Scientists say the amount of greenhouse gases being pumped into the atmosphere needs to be halved by 2030 to meet the goals of the Paris climate accord. The 2015 pact set a target of ideally limiting temperature rise to 1.5 Celsius (2.7 Fahrenheit) by the end of the century, but left it up to countries to decide how they want to do so.
With impacts from climate change already felt across the globe, particularly by the world's poorest, there has also been a push by campaigners and developing nations for rich polluters to stump up more cash. This would be used to help developing countries shift to clean energy and adapt to global warming; increasingly there are also calls for compensation to pay for climate-related losses.

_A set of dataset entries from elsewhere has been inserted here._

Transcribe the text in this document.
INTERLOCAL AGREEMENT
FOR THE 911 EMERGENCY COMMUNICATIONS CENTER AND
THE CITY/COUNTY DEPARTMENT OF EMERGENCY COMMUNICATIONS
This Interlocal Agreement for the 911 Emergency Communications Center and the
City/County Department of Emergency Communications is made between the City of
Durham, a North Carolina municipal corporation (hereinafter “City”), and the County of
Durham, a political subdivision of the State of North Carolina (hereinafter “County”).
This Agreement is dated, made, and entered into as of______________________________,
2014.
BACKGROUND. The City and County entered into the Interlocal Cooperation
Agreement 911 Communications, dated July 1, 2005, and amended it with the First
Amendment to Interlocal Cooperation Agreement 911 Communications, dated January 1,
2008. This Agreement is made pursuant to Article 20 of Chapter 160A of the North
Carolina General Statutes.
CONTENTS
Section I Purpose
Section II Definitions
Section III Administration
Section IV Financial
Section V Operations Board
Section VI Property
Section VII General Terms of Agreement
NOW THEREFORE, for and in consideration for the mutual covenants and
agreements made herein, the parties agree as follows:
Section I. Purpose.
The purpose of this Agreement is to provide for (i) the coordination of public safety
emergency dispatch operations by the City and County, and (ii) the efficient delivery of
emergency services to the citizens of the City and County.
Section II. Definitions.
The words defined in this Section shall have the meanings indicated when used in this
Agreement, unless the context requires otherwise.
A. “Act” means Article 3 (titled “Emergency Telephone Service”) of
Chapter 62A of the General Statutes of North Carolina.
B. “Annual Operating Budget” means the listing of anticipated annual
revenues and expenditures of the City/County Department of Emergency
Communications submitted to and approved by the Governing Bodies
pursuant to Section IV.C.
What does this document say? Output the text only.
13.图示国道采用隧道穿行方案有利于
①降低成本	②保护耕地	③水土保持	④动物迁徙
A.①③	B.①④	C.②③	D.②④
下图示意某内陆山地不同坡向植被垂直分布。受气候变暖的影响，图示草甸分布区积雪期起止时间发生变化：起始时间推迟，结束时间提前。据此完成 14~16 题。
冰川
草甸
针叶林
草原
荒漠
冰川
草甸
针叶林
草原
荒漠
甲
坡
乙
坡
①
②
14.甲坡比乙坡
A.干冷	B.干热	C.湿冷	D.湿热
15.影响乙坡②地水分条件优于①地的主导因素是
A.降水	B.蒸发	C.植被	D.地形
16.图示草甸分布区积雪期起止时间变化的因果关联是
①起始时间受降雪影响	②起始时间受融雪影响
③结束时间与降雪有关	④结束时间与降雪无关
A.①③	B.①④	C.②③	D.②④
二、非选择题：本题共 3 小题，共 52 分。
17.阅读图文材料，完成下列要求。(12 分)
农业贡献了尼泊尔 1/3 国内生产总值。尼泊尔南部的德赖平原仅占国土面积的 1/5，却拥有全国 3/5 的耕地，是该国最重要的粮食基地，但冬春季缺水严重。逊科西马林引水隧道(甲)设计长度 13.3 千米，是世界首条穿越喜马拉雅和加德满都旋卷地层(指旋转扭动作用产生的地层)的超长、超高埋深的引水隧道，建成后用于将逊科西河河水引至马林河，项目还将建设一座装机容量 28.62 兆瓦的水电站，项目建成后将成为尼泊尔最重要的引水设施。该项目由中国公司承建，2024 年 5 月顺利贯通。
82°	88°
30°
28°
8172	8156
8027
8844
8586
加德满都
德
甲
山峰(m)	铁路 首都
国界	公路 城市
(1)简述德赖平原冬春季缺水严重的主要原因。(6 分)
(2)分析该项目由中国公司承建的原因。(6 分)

Here is a look at the main issues on the table at the COP27 talks and how they might be reflected in a final agreement. The hosts of last year's talks in Glasgow said they managed to keep 1.5 alive, including by getting countries to endorse the target in the outcome document. But UN chief Antonio Guterres has warned that the temperature goal is on life support and the machines are rattling.
And campaigners were disappointed that agenda this year doesn't explicitly cite the threshold after pushback from some major oil and gas exporting nations. The talks' chair, Egypt, can still convene discussions on putting it in the final agreement. Negotiators are trying to put together a mitigation work program that would capture the various measures countries have committed to reducing emissions, including for specific sectors such as energy and transport.
Many of these pledges are not formally part of the UN process, meaning they cannot easily be scrutinized at the annual meeting. A proposed draft agreement circulated early Saturday had more than 200 square brackets, meaning large sections were still unresolved. Some countries want the plan to be valid only for one year, while others say a longer-term roadmap is needed. Expect fireworks in the days ahead.
Last year's meeting almost collapsed over a demand to explicitly state in the final agreement that coal should be phased out. In the end, countries agreed on several loopholes, and there are concerns among climate campaigners that negotiators from nations which are heavily dependent on fossil fuels for their energy needs or as revenue might try to roll back previous commitments.